C’est dans le cadre de multiples entretiens à l’Elysée avec François Hollande que des journalistes ont obtenu un document évoquant un plan d’attaque aérien sur les infrastructures du régime syrien en 2013. AFP/IAN LANGSDON

    « Les emm... volent en escadrilles », avait l'habitude de jurer Jacques Chirac. A en juger par les ennuis qui, ces derniers temps, fondent sur François Hollande, on croirait le chef de l'Etat survolé par la Patrouille de France. Hier, le parquet de Paris a diligenté une enquête préliminaire pour compromission du secret de la défense nationale afin de savoir dans quelles circonstances un document estampillé « confidentiel défense » a été reproduit en fac-similé dans « le Monde » le 24 août dernier. Les journalistes Gérard Davet et Fabrice Lhomme l'ont obtenu dans le cadre de multiples entretiens à l'Elysée avec François Hollande, rencontres qui ont débouché sur une série d'articles dans le quotidien du soir puis sur le livre « Un président ne devrait pas dire ça... ».

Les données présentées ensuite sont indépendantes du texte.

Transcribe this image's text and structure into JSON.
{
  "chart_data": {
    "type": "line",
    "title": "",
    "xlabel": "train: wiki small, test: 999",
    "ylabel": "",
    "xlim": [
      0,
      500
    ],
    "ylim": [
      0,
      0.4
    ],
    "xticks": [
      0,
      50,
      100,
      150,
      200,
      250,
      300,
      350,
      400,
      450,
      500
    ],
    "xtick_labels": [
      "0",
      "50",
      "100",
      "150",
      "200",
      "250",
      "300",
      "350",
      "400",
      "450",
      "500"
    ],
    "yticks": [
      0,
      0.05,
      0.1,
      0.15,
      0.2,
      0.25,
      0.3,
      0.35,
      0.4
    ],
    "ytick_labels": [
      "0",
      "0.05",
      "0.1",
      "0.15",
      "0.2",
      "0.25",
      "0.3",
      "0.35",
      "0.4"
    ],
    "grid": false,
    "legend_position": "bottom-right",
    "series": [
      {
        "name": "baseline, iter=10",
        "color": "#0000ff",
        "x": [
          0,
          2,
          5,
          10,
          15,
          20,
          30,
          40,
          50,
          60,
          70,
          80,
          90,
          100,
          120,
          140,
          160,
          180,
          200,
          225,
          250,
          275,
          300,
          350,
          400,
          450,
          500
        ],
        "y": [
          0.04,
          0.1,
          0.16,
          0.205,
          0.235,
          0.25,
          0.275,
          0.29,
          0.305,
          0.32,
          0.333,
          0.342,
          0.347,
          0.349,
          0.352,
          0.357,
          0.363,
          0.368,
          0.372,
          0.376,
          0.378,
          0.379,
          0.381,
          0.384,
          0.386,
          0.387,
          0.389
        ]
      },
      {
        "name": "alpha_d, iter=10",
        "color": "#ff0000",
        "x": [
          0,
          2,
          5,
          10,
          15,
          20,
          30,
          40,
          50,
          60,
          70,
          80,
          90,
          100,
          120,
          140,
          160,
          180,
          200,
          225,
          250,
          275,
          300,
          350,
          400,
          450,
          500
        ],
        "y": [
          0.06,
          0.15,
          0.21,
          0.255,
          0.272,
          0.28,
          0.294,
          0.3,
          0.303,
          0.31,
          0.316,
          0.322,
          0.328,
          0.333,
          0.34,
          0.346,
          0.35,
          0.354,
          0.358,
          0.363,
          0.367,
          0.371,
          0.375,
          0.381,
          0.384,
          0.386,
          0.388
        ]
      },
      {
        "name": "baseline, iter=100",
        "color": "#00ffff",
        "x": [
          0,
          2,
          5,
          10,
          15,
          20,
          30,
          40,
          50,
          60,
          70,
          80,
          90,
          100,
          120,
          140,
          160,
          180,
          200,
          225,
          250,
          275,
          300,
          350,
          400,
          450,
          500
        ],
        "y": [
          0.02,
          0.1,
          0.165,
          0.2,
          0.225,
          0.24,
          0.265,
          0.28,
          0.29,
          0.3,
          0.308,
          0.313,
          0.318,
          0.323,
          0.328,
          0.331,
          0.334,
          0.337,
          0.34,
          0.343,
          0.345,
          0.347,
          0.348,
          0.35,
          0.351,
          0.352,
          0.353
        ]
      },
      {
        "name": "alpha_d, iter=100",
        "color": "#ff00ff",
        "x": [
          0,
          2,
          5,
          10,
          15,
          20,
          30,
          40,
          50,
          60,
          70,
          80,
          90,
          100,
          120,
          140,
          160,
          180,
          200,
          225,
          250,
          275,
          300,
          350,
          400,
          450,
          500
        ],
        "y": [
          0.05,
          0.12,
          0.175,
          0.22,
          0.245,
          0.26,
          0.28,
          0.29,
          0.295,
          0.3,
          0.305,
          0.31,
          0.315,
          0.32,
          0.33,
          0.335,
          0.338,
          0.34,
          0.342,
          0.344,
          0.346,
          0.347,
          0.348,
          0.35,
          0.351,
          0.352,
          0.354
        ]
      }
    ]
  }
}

    En découvrant dans la presse la chronologie du plan d'attaque aérien visant les infrastructures du régime syrien, prévu — puis annulé au dernier moment — le 29 août 2013 à 12 h 30, les responsables militaires français ont failli tomber de leurs chaises. Malgré l'émoi provoqué dans ses rangs, le ministère de la Défense n'a cependant pas jugé opportun de déposer plainte. Quant au parquet de Paris, après s'être interrogé, il n'a, dans un premier temps, lancé aucune investigation. L'affaire semblait close. Du moins jusqu'à ce que début novembre le député LR Eric Ciotti dénonce les faits par courrier au procureur de la République, comme la loi le lui permet. Un signalement qui, presque mécaniquement, provoque l'ouverture d'une enquête judiciaire, la compromission du secret de la défense nationale étant passible de sept ans d'emprisonnement et de 100 000 € d'amende.

    Pour autant, le parquet de Paris se montre d'une prudence de Sioux. Aucun service d'enquête n'est encore saisi. Les magistrats veulent d'abord prendre l'avis du ministère de la Défense. Il s'agit de déterminer si le document était toujours classifié lors de sa publication. Et, dans l'affirmative, de « connaître le degré d'atteinte » à ce secret d'Etat. Or ce raid français, prévu trois ans plus tôt, n'a jamais eu lieu pour cause de défection de l'allié américain. Il y a donc fort à parier que l'enquête n'ira guère plus loin.

    Des révélations qui heurtent les militaires

    Même si le président dispose d'une immunité pénale sur les actes commis dans l'exercice de son mandat, l'affaire tombe mal pour François Hollande, qui cherche désespérément à se « représidentialiser » autant qu'à recoller les morceaux avec ses troupes. Chez les militaires aussi, habitués au respect du secret, ces révélations ont heurté. Qu'il soit ou non à l'origine de la fuite, le président et chef des armées a perdu de son crédit. Réaction grinçante d'un haut gradé, tout en sobriété : « Ce n'est pas notre manière de faire. » Au ministère de la Défense, on oppose un « pas de commentaire » aux questions des journalistes. Quant à l'Elysée, c'est silence radio.